DONALD HAMILTON The Menacers

   This is Number 11 in the long-running Matt Helm series, and while any of them will do, this is a fine example of why Donald Hamilton made a lot of money for Gold Medal books over his long career. Matt (known as Eric to his superiors) is in Mexico for this installment, chasing down rumors of flying saucers, which in 1968 was still a hot topic to build a spy adventure around. (I haven’t heard much about them recently.)

   It seems as though whoever is aboard the saucers has been attacking anyone who comes across them, and with US insignia plastered all over them, they’re (in the process) making it seem as though the US is behind the attacks. Hidden agenda: causing an international (south of the border) crisis.

   Before you start thinking it would make a fine vehicle (hmm) for a Dean Martin movie, well, no. This is serious espionage business, and Hamilton as an author is as hard-boiled as they come. Quoting from page 156:

   … I turned the gun around and shot her. She stared at me, uncomprehending. Then she died and fell back against the right hand door. I thought that was rather nice of her. At least she’d had the decency to stay off the controls.

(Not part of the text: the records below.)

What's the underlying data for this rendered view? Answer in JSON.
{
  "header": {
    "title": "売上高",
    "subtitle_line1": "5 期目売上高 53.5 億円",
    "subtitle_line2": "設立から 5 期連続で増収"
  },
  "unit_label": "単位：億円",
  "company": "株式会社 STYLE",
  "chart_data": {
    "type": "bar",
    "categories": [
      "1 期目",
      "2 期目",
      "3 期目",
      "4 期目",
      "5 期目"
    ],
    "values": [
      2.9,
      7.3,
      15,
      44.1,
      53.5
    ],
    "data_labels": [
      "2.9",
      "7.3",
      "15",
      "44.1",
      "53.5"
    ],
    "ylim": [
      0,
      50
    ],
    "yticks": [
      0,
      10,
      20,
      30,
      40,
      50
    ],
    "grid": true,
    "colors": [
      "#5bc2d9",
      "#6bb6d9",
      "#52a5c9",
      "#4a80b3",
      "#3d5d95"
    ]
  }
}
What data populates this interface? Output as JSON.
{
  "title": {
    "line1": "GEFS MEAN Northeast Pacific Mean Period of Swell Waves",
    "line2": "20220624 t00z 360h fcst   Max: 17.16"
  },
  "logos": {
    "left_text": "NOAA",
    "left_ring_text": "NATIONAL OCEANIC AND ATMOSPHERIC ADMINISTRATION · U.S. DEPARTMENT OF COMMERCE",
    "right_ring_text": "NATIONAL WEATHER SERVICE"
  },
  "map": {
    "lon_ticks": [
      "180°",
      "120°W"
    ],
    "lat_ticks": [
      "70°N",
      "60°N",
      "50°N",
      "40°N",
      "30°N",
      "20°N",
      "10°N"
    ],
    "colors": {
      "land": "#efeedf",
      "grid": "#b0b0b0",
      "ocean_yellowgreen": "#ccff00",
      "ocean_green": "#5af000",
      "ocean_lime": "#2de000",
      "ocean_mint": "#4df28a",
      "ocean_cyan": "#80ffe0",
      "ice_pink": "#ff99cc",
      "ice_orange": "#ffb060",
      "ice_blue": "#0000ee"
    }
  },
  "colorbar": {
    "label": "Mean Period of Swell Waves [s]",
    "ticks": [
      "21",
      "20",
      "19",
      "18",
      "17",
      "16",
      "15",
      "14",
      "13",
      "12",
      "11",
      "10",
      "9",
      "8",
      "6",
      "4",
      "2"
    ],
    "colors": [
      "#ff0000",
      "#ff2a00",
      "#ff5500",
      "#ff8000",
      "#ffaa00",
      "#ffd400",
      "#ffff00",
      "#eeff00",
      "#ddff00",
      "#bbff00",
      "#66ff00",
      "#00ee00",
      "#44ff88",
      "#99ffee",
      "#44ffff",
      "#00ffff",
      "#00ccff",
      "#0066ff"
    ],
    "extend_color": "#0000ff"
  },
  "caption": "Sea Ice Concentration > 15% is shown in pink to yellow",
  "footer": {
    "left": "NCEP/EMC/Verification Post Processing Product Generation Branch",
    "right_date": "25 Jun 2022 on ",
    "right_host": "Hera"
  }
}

   There are a number of women in the story, many many different varieties of them, and who this one happens to be, I will leave you to discover. Some of these ladies are good, some are bad, some very bad, and some are in-between. Here’s a description of the first one he encounters, his initial contact in Mexico:

   My contact was there, all right, in the Mazatlán terminal, in her snug white linen pants and her crazy palmleaf hat. She wasn’t exactly what I’d expected. She looked like a kid. I don’t mean the cuddly, blonde, lisping, baby-face type, but the slim, dark, big-eyed, hollow-cheeked kind of young girl who doesn’t seem aware of the fact that’s she’s going to be beautiful some day.

   So, OK, reading a Donald Hamilton book is not like picking up the latest by Le Carré, but you do have to keep thinking, and I mean all of the time. Matt Helm tells the story, but he won’t tell you everything, or at least not right away. He will give you the facts, and it’s up to you to make of them what you will.

   The middle of the this one sags a little, and Hamilton is a little vague about patching a couple of seams together, but the ending certainly makes up for it.